19 de outubro de 2017

Quem ganha com a Indústria do Mero Aborrecimento?

Os juizados especiais foram fundados para agilizar demandas de menor complexidade e valor.

Virou, principalmente durante os anos de crescimento do poder de consumo das classes C,D e E, um importante instrumento no combate à má prestação de serviços e dos problemas inerentes ao comércio.

A explosão do consumo no Brasil fez transbordar nos Juizados um número de demandas judiciais proporcional, levando mensalmente aos cartórios dezenas de milhares de novos processos.

À época, as empresas demandadas, em sua maioria, eram prestadoras de serviço ou grandes lojas do comércio a varejo. As denúncias, milhares delas, dividiam-se em poucos padrões.

Reclamavam os consumidores do descaso no corte arbitrário da energia elétrica mesmo diante do pagamento comprovado; da demora da entrega de eletrodomésticos fundamentais para a vida moderna; do repentino mal funcionamento de produtos comprados; da cobrança indevida dos bancos. Entre alguns outros padrões, nada muito novo.

O dano material, seja pelo pagamento de uma cobrança indevida ou por qualquer outra hipótese oriunda da relação comercial, era devolvido na forma da lei.

Já o dano moral, punia a empresa pelo transtorno causado ao consumidor e pretendia, pedagogicamente, fazer entender à empresa que a boa prestação do serviço ou a atenção para a venda do produto em bom estado é mais lucrativa para ele.

Nos anos 2000, este valor que indenizava o transtorno do consumidor e punia a empresa, seguindo o objetivo de obrigá-la a aprimorar seu serviço era muito satisfatório ao consumidor e, em determinados casos, excessivo para a empresa.

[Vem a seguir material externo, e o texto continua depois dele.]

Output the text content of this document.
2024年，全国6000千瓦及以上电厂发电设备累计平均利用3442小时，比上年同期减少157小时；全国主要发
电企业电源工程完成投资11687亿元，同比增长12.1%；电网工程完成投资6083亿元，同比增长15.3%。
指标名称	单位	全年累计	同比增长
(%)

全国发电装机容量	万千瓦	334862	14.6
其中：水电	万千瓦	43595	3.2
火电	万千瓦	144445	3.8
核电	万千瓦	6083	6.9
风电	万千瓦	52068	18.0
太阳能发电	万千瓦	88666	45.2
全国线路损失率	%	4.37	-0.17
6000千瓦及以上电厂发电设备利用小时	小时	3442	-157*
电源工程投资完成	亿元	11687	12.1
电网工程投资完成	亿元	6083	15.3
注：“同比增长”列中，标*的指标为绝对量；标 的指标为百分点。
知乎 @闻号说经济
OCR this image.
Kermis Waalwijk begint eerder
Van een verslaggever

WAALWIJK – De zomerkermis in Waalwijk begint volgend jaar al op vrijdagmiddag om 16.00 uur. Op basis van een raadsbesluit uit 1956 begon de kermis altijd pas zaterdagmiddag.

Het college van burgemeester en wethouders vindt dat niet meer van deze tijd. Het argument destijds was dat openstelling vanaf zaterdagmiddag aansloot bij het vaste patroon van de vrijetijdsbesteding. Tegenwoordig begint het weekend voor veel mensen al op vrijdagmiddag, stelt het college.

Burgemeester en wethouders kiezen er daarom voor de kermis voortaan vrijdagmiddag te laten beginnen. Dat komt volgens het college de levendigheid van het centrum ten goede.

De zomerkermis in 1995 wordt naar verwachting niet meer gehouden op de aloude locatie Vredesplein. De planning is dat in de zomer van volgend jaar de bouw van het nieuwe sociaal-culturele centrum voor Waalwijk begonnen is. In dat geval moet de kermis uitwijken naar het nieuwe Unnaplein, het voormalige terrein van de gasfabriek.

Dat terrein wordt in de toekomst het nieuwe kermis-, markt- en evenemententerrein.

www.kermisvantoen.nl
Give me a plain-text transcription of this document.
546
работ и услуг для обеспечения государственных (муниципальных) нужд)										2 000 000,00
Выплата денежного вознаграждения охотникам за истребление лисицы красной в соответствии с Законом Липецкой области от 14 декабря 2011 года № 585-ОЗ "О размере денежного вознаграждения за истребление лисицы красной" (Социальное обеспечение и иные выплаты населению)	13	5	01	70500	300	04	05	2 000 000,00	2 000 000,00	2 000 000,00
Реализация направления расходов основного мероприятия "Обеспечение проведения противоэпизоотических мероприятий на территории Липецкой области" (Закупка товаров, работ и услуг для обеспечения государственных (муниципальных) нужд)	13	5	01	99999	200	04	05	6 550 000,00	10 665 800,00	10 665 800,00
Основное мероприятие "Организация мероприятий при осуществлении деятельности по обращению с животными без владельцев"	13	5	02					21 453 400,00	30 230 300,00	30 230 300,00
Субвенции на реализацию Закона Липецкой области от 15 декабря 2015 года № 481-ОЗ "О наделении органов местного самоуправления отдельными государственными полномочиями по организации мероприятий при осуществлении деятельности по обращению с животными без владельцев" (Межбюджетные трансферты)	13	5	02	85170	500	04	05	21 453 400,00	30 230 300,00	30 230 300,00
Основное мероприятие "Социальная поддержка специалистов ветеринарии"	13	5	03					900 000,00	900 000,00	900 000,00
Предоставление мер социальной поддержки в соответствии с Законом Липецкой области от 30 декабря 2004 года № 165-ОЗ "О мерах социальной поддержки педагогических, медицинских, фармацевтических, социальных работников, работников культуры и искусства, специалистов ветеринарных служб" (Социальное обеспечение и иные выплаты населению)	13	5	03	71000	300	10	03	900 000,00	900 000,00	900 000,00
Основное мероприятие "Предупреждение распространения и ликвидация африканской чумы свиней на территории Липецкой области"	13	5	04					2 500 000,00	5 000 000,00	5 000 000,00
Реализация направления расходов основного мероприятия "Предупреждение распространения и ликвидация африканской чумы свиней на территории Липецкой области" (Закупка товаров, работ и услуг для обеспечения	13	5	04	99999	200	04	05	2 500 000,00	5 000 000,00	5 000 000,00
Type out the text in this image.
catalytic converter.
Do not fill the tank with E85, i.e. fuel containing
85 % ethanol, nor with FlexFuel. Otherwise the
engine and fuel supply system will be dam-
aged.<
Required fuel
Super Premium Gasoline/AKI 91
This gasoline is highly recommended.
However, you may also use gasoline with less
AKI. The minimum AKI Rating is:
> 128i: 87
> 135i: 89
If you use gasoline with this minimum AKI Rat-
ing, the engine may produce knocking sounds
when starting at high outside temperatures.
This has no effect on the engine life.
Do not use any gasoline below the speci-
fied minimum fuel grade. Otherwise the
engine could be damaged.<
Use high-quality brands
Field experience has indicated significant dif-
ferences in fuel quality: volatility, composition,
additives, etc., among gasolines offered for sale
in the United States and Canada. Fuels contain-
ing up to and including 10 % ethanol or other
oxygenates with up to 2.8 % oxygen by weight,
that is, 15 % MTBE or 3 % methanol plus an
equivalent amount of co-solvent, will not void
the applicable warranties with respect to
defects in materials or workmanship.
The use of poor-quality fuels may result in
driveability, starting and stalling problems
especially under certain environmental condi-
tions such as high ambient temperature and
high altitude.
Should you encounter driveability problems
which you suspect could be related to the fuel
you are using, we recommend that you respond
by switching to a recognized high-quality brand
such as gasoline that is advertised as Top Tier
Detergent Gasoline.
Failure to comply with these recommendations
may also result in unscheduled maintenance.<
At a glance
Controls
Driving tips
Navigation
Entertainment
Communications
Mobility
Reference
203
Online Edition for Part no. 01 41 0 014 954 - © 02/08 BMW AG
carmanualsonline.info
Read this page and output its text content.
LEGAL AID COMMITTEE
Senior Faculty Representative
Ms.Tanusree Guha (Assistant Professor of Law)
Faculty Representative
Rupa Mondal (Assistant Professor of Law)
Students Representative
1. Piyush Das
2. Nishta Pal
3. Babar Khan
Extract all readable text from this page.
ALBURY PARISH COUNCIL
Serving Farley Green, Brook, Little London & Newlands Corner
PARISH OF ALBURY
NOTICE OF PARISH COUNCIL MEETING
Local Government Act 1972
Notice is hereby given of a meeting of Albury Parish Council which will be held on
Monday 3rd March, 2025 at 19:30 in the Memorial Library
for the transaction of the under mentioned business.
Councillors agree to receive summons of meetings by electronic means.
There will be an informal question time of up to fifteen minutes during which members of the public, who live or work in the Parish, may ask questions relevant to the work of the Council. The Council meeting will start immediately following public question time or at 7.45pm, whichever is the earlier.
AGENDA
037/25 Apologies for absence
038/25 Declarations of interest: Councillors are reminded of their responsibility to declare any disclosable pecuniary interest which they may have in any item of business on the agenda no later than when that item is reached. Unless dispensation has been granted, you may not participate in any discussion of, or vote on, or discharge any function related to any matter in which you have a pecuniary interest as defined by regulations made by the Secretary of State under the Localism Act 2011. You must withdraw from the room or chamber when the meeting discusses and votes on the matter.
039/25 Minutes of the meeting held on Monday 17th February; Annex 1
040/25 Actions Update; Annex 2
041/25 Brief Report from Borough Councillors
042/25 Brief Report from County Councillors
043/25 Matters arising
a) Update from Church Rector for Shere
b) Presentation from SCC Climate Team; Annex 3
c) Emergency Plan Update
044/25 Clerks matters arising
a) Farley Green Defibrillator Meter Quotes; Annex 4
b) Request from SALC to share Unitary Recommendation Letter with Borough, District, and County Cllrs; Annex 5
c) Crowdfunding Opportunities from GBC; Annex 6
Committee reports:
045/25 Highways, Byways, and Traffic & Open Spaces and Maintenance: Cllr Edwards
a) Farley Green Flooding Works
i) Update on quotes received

Depois, passados cinco anos, a balança começou a inverter. Mesmo nos mais escabrosos casos, o dano moral passou a ser minorado nas turmas recursais.

Em 2010, a balança já curvava para o lado contrário. Já no primeiro grau, as mesmas condenações que outrora causavam prejuízo às empresas que não investiam em seu aprimoramento passaram a valores irrisórios.

Mas o que percebemos nas sentenças posteriores a 2015 é que, os mesmos problemas narrados antes, as mesmas denúncias tratadas com o rigor que a lei exige, passaram a ser consideradas um "mero aborrecimento".

Penso nas empresas, nas lojas ou prestadoras dos mais variados serviços e comparo com a qualidade de suas atividades comerciais de antes. Nada mudou.

Mesmo com grandes condenações, nada mudou. Até após as primeiras reduções nas condenações, nenhuma curva de investimento na satisfação de seus clientes foi notada.
Mas hoje, mesmo sem calculadora do lado, o que percebemos é que as reiteradas condenações de "mero aborrecimento", causam lucro para essas empresas.

O consumidor que antes lotava os Juizados com esperança de ter ali seu pequeno conflito resolvido, passou a entender que o Princípio de Acesso à Justiça não é bem efetivo assim.

A demora para as sentenças dessas simples causas passam de 12 meses e quando recebem a frustração de seus pleitos em sentença, desanimam cada vez mais de buscar a tutela jurisdicional.

Perde, óbvio, o cidadão comum que fica com seu ônus sem a devida indenização. Perde, lógico, o advogado que ajudava a levar Justiça ao cliente. Perde também o advogado que defendia a empresa.

A OAB/RJ realizou diversos cursos, debates e audiências públicas para debater o caso. Encomendamos um parecer que, para além do discurso sociológico, aborde tecnicamente a questão do Dano Moral para realizarmos um grande encontro onde apresentaremos a nossa versão do assunto.

Afinal, quem é que ganha com a Indústria do Mero Aborrecimento?

Por: Felipe Santa Cruz, Presidente da OAB/RJ.